Há cerca de quatro anos, a designer Ligia Emanuel da Silva transformou uma ideia em realidade e abriu o Entorno Acessórios no território potiguara de Rio Tinto, na Paraíba. Inspirada pela pandemia, Ligia decidiu empreender, criando e vendendo acessórios que celebram a cultura e estética africanas. Com apenas uma maleta de miçangas herdada de sua mãe, ela deu vida às primeiras peças de sua marca.

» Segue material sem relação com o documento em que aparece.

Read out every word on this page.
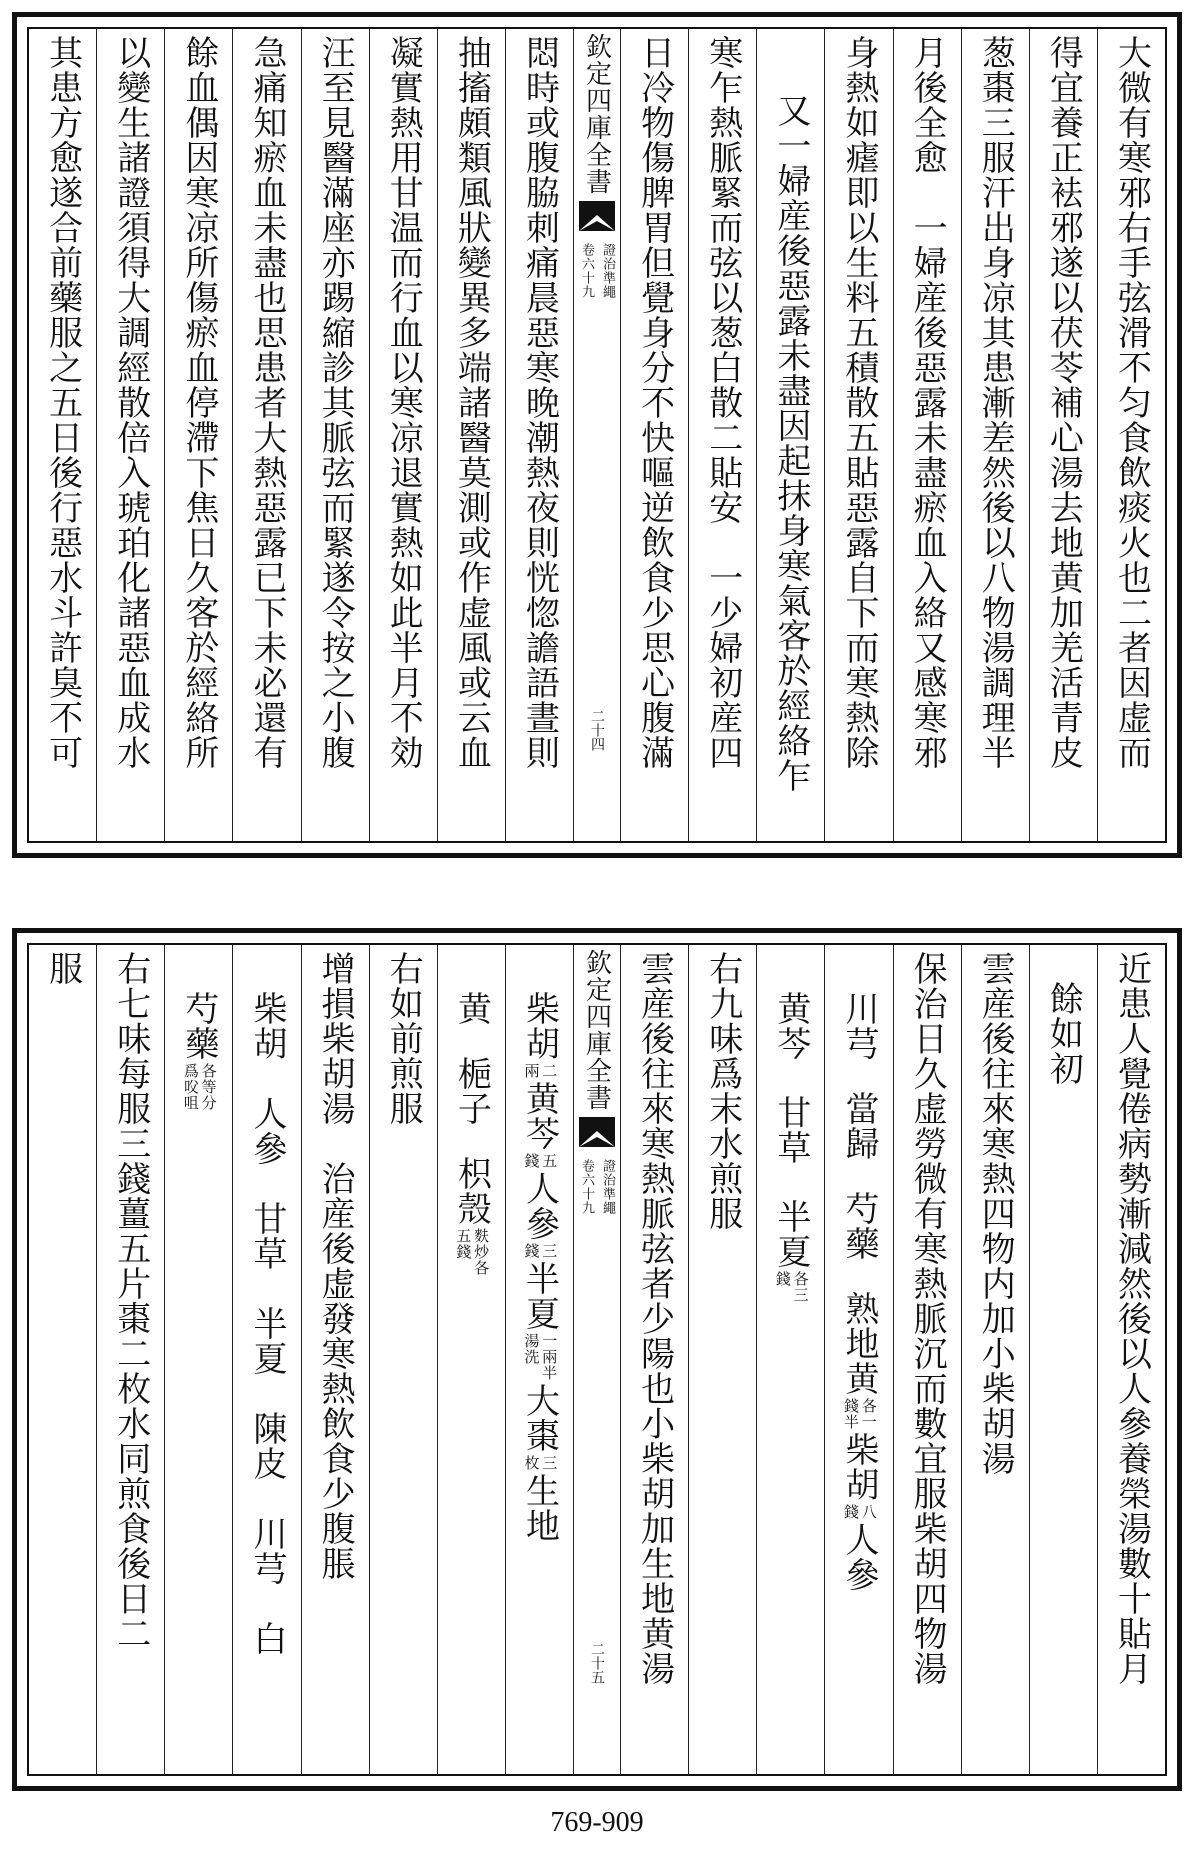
大微有寒邪右手弦滑不匀食飲痰火也二者因虚而
得宜養正袪邪遂以茯苓補心湯去地黄加羌活青皮
葱棗三服汗出身凉其患漸差然後以八物湯調理半
月後全愈　一婦産後惡露未盡瘀血入絡又感寒邪
身熱如瘧即以生料五積散五貼惡露自下而寒熱除
又一婦産後惡露未盡因起抹身寒氣客於經絡乍
寒乍熱脈緊而弦以葱白散二貼安　一少婦初産四
日冷物傷脾胃但覺身分不快嘔逆飲食少思心腹滿
欽定四庫全書
證治準繩
卷六十九
二十四
悶時或腹脇刺痛晨惡寒晚潮熱夜則恍惚譫語晝則
抽搐頗類風狀變異多端諸醫莫測或作虚風或云血
凝實熱用甘温而行血以寒凉退實熱如此半月不効
汪至見醫滿座亦踢縮診其脈弦而緊遂令按之小腹
急痛知瘀血未盡也思患者大熱惡露已下未必還有
餘血偶因寒凉所傷瘀血停滯下焦日久客於經絡所
以變生諸證須得大調經散倍入琥珀化諸惡血成水
其患方愈遂合前藥服之五日後行惡水斗許臭不可
近患人覺倦病勢漸減然後以人參養榮湯數十貼月
餘如初
雲産後往來寒熱四物内加小柴胡湯
保治日久虚勞微有寒熱脈沉而數宜服柴胡四物湯
川芎
當歸
芍藥
熟地黄
各一
錢半
柴胡
八
錢
人參
黄芩
甘草
半夏
各三
錢
右九味爲末水煎服
雲産後往來寒熱脈弦者少陽也小柴胡加生地黄湯
欽定四庫全書
證治準繩
卷六十九
二十五
柴胡
二
兩
黄芩
五
錢
人參
三
錢
半夏
一兩半
湯洗
大棗
三
枚
生地
黄
梔子
枳殼
麩炒各
五錢
右如前煎服
增損柴胡湯　治産後虚發寒熱飲食少腹脹
柴胡　人參　甘草　半夏　陳皮　川芎　白
芍藥
各等分
爲㕮咀
右七味每服三錢薑五片棗二枚水同煎食後日二
服
769-909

"Eu já fazia para mim e passei a fazer para adornar outros corpos", disse Ligia, revelando como o desejo pessoal se tornou um negócio promissor na Agência Brasil. Seus adornos são mais do que simples peças; são discursos visuais sobre identidade e ancestralidade, fundamentados em saberes tradicionais e trabalho manual.
Como um simples hobby se transformou em um negócio lucrativo?
Ao criar o Entorno Acessórios, Ligia não visava apenas lucro. Com um perfil no Instagram para promover seus produtos, ela vê na sua atividade um ato político, uma forma de resistência e afirmação cultural. Trabalhando sozinha, a designer busca difundir a estética cultural por meio dos adornos que cria.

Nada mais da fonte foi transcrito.